Sciatica is a term used to describe a pain, numbness or tingling that originates in the lower back and travels down the back of the leg due to compression on the sciatic nerve. Causes of sciatica are obesity, lack of movement and sitting for prolonged periods of time. According to spine-health.com, a regular program of exercise and gentle stretching using certain yoga poses can help relieve the pain of sciatica.
Downward-Facing Dog
The downward-facing dog pose stretches the hamstrings and calves to relieve sciatica. Place your hands and knees on the floor. The hands should be under the shoulders with fingers spread wide. The knees should be under the hips and hip-width apart. The spine is straight and relaxed. On an exhalation, push the hips up toward the ceiling creating an inverted V with the body. The legs and arms remain straight, shoulders are relaxed and the heels move toward the floor. Drop your head toward the floor between your arms while moving the hips up and back.
Bound Angle Pose
The bound angle pose is an excellent for stretching the inner thighs, groin and knees, thus relieving sciatic pain.

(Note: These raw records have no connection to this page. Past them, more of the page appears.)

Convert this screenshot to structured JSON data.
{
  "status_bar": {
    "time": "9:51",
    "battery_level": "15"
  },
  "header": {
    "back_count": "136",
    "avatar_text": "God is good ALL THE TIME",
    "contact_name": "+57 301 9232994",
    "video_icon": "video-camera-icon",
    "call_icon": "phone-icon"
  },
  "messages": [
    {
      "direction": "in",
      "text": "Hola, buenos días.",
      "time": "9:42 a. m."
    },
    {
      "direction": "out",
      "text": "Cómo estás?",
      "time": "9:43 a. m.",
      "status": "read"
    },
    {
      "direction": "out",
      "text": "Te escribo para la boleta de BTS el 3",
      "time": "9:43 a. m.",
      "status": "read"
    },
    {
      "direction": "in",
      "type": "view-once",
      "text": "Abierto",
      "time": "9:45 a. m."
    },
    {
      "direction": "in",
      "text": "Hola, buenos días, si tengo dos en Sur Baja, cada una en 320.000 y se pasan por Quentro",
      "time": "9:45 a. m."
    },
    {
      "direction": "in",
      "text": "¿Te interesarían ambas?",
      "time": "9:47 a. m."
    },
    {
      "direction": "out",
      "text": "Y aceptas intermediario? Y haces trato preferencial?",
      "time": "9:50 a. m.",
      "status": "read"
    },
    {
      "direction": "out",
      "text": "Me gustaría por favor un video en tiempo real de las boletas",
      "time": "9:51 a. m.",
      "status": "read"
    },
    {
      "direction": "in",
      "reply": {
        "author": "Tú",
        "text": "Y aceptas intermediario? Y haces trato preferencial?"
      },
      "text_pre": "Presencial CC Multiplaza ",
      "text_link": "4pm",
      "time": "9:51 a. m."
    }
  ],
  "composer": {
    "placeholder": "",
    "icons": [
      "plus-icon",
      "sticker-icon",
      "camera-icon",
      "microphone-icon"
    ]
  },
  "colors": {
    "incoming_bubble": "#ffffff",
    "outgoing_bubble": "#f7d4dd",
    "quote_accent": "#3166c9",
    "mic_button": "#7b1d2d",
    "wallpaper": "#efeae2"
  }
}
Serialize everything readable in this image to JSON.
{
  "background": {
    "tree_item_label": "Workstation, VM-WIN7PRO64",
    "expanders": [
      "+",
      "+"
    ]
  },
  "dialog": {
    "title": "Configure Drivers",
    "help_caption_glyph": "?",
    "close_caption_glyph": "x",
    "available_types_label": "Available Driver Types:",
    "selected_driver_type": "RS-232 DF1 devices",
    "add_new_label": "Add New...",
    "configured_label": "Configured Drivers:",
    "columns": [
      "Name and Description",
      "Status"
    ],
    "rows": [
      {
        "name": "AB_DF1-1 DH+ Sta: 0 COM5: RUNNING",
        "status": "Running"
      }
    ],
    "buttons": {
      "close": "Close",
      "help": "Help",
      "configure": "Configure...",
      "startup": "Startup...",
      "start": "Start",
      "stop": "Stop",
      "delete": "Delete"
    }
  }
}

Sit upright with an erect spine and extend your legs straight out in front of you. Bend the knees and pull your heels inward toward the pelvis. Drop your knees toward the floor and press the soles of the feet together. Maintain a neutral pelvis and keep your back straight. Hold the pose for 1 to 5 minutes, and then release by extending your legs out in front of you.
Staff Pose
The staff pose improves posture and strengthens the back, shoulders and chest muscles to relieve sciatica. Sit on the floor with your legs extended out in front of you and your torso erect. Your shoulders and hips should be in one straight line. Contract the thighs while simultaneously pressing them down toward the floor. Flex your ankles, pull your toes back toward your body and breathe. Hold this pose for 1 to 2 minutes.
Mountain Pose
The mountain pose, which focuses on the thigh muscles, improves posture and strengthens the thighs and knees. Stand erect with big toes touching and heels slightly apart. Contract your thigh muscles and lift your knees. Lengthen your tailbone toward the floor and tilt your pelvis toward your navel. Press your shoulder blades back, and lift your sternum toward the ceiling without pushing the ribs forward. Let your arms hang by your sides with the palms facing forward. Balance the crown of your head over the pelvis and breathe. Maintain this pose for up to 1 minute.
Upward-Facing Dog
The upward-facing dog pose is therapeutic for sciatica, as it improves posture and stretches the spine, shoulders and abdomen. Lie face down on the floor. Extend your legs straight back with the tops of your feet on the floor. Bend your elbows and place your palms on the floor beside your waist with your forearms perpendicular to the floor. Press your hands firmly into the floor, lift your body up and slide slightly forward. Straighten your arms and lift your torso and legs slightly off the floor. Keep your thighs firm and turned inward with the crease of the elbows facing forward and breathe. Hold the pose for 30 to 60 seconds, and then release your torso and legs back toward the floor. Lie face down and relax.